Selain itu, ketika Nietzsche mulai menganut ateisme, ia menyangkal keindahan dunia dan kita harus menyadari  ia tidak dapat melakukan sebaliknya:  Kondisi umum dunia adalah untuk selama-lamanya kekacauan, bukan karena tidak adanya suatu keharusan, tetapi dalam arti tidak adanya keteraturan, struktur, bentuk, keindahan, kebijaksanaan dan apapun nama manusia estetika kita.   Itu tidak sempurna, tidak indah, tidak mulia dan tidak ingin menjadi salah satu dari mereka: dia sama sekali tidak cenderung meniru manusia! Dia tidak terpengaruh oleh penilaian estetika dan moral kita...

Tuhan sudah mati; tetapi berhati-hatilah; masih ada bayangan Tuhan. Setelah kematian Buddha, bayangannya masih terlihat di sebuah gua selama berabad-abad, sebuah bayangan yang sangat besar dan mengerikan. Tuhan sudah mati; tapi menurut cara manusia diciptakan, mungkin masih ada gua selama ribuan tahun di mana kita akan menunjukkan bayangan kita.

Bayangan Tuhan ini tepatnya adalah kepercayaan pada sesuatu yang cerdas di alam semesta, pada sesuatu yang indah, seperti yang baru saja kita lihat, atau perintahkan, atau disengaja. Metafisika adalah bayangan supranatural; humanisasi sederhana atas alam semesta adalah bayangan dari hal-hal gaib; keyakinan yang sederhana, kurang lebih tegas  alam semesta berarti sesuatu adalah bayangan dari hal supernatural. 

Memahami alam semesta berarti percaya pada Tuhan; percaya  manusia memahaminya berarti percaya kepada Tuhan; mencoba memahaminya masih untuk percaya pada Tuhan; menganggap alam semesta yang dapat dipahami berarti seorang Deis, bahkan ketika seseorang meyakini dirinya seorang ateis.  Sebuah pemikiran mendalam, yang dilihat Nietzsche dengan sangat baik, sampai ke dasar, dengan tatapan paling jernih yang pernah dimilikinya.

Jadi mari kita hilangkan bayang-bayang Tuhan ini. Marilah kita berhati-hati untuk tidak percaya  alam semesta dapat dipahami. Mari kita berhati-hati terhadap semua hipotesis yang kita coba jelaskan pada diri kita sendiri. Mari kita menjaga diri kita sendiri [misalnya panteisme] dari pemikiran  dunia adalah makhluk hidup.

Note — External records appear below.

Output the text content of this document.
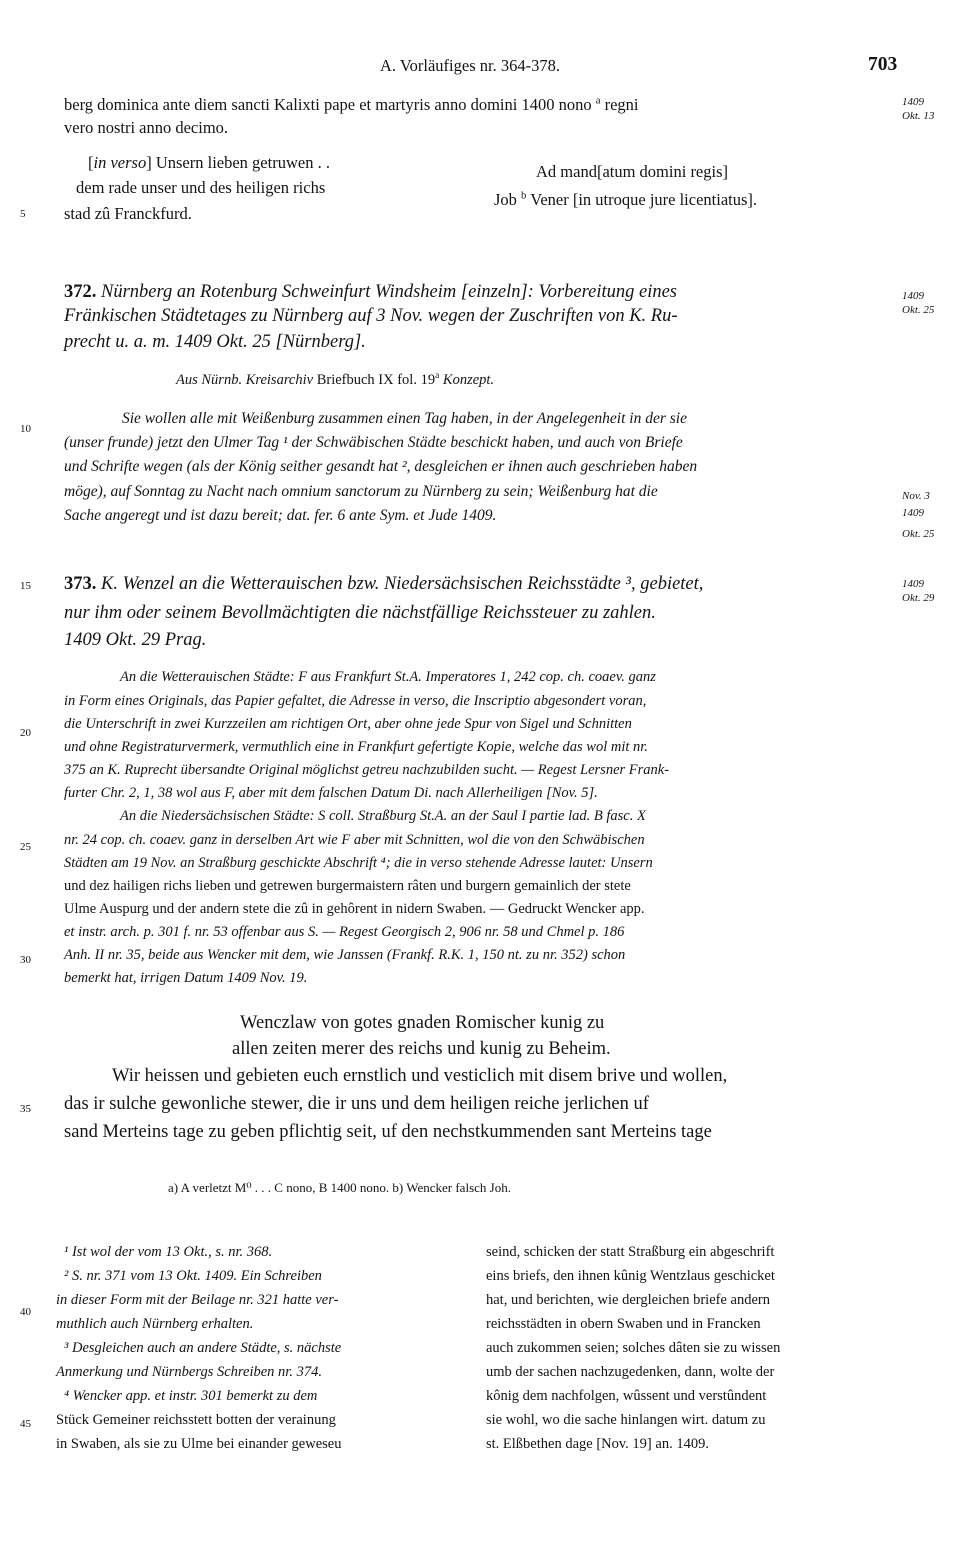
A. Vorläufiges nr. 364-378.	703
5
10
15
20
25
30
35
40
45
1409
Okt. 13
1409
Okt. 25
Nov. 3
1409
Okt. 25
1409
Okt. 29
berg dominica ante diem sancti Kalixti pape et martyris anno domini 1400 nono $^a$ regni
vero nostri anno decimo.
[in verso] Unsern lieben getruwen . .
dem rade unser und des heiligen richs
stad zû Franckfurd.
Ad mand[atum domini regis]
Job $^b$ Vener [in utroque jure licentiatus].
372. Nürnberg an Rotenburg Schweinfurt Windsheim [einzeln]: Vorbereitung eines
Fränkischen Städtetages zu Nürnberg auf 3 Nov. wegen der Zuschriften von K. Ru-
precht u. a. m. 1409 Okt. 25 [Nürnberg].
Aus Nürnb. Kreisarchiv Briefbuch IX fol. 19$^a$ Konzept.
Sie wollen alle mit Weißenburg zusammen einen Tag haben, in der Angelegenheit in der sie
(unser frunde) jetzt den Ulmer Tag ¹ der Schwäbischen Städte beschickt haben, und auch von Briefe
und Schrifte wegen (als der König seither gesandt hat ², desgleichen er ihnen auch geschrieben haben
möge), auf Sonntag zu Nacht nach omnium sanctorum zu Nürnberg zu sein; Weißenburg hat die
Sache angeregt und ist dazu bereit; dat. fer. 6 ante Sym. et Jude 1409.
373. K. Wenzel an die Wetterauischen bzw. Niedersächsischen Reichsstädte ³, gebietet,
nur ihm oder seinem Bevollmächtigten die nächstfällige Reichssteuer zu zahlen.
1409 Okt. 29 Prag.
An die Wetterauischen Städte: F aus Frankfurt St.A. Imperatores 1, 242 cop. ch. coaev. ganz
in Form eines Originals, das Papier gefaltet, die Adresse in verso, die Inscriptio abgesondert voran,
die Unterschrift in zwei Kurzzeilen am richtigen Ort, aber ohne jede Spur von Sigel und Schnitten
und ohne Registraturvermerk, vermuthlich eine in Frankfurt gefertigte Kopie, welche das wol mit nr.
375 an K. Ruprecht übersandte Original möglichst getreu nachzubilden sucht. — Regest Lersner Frank-
furter Chr. 2, 1, 38 wol aus F, aber mit dem falschen Datum Di. nach Allerheiligen [Nov. 5].
An die Niedersächsischen Städte: S coll. Straßburg St.A. an der Saul I partie lad. B fasc. X
nr. 24 cop. ch. coaev. ganz in derselben Art wie F aber mit Schnitten, wol die von den Schwäbischen
Städten am 19 Nov. an Straßburg geschickte Abschrift ⁴; die in verso stehende Adresse lautet: Unsern
und dez hailigen richs lieben und getrewen burgermaistern râten und burgern gemainlich der stete
Ulme Auspurg und der andern stete die zû in gehôrent in nidern Swaben. — Gedruckt Wencker app.
et instr. arch. p. 301 f. nr. 53 offenbar aus S. — Regest Georgisch 2, 906 nr. 58 und Chmel p. 186
Anh. II nr. 35, beide aus Wencker mit dem, wie Janssen (Frankf. R.K. 1, 150 nt. zu nr. 352) schon
bemerkt hat, irrigen Datum 1409 Nov. 19.
Wenczlaw von gotes gnaden Romischer kunig zu
allen zeiten merer des reichs und kunig zu Beheim.
Wir heissen und gebieten euch ernstlich und vesticlich mit disem brive und wollen,
das ir sulche gewonliche stewer, die ir uns und dem heiligen reiche jerlichen uf
sand Merteins tage zu geben pflichtig seit, uf den nechstkummenden sant Merteins tage
a) A verletzt M⁰ . . . C nono, B 1400 nono. b) Wencker falsch Joh.
¹ Ist wol der vom 13 Okt., s. nr. 368.
² S. nr. 371 vom 13 Okt. 1409. Ein Schreiben
in dieser Form mit der Beilage nr. 321 hatte ver-
muthlich auch Nürnberg erhalten.
³ Desgleichen auch an andere Städte, s. nächste
Anmerkung und Nürnbergs Schreiben nr. 374.
⁴ Wencker app. et instr. 301 bemerkt zu dem
Stück Gemeiner reichsstett botten der verainung
in Swaben, als sie zu Ulme bei einander geweseu
seind, schicken der statt Straßburg ein abgeschrift
eins briefs, den ihnen kûnig Wentzlaus geschicket
hat, und berichten, wie dergleichen briefe andern
reichsstädten in obern Swaben und in Francken
auch zukommen seien; solches dâten sie zu wissen
umb der sachen nachzugedenken, dann, wolte der
kônig dem nachfolgen, wûssent und verstûndent
sie wohl, wo die sache hinlangen wirt. datum zu
st. Elßbethen dage [Nov. 19] an. 1409.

Bagaimana seharusnya hal itu berkembang; Apa yang akan dia makan; Bagaimana pertumbuhan dan peningkatannya; Kita tahu sedikit banyak apa itu materi yang terorganisir dan kita harus mengubah arti dari apa yang merupakan turunan yang tidak dapat dijelaskan, terlambat, langka, acak, dari apa yang kita rasakan di kerak bumi untuk menjadikannya sesuatu yang esensial, umum dan abadi; Inilah yang dilakukan oleh mereka yang menyebut alam semesta sebagai organisme. Inilah yang membuatku jijik.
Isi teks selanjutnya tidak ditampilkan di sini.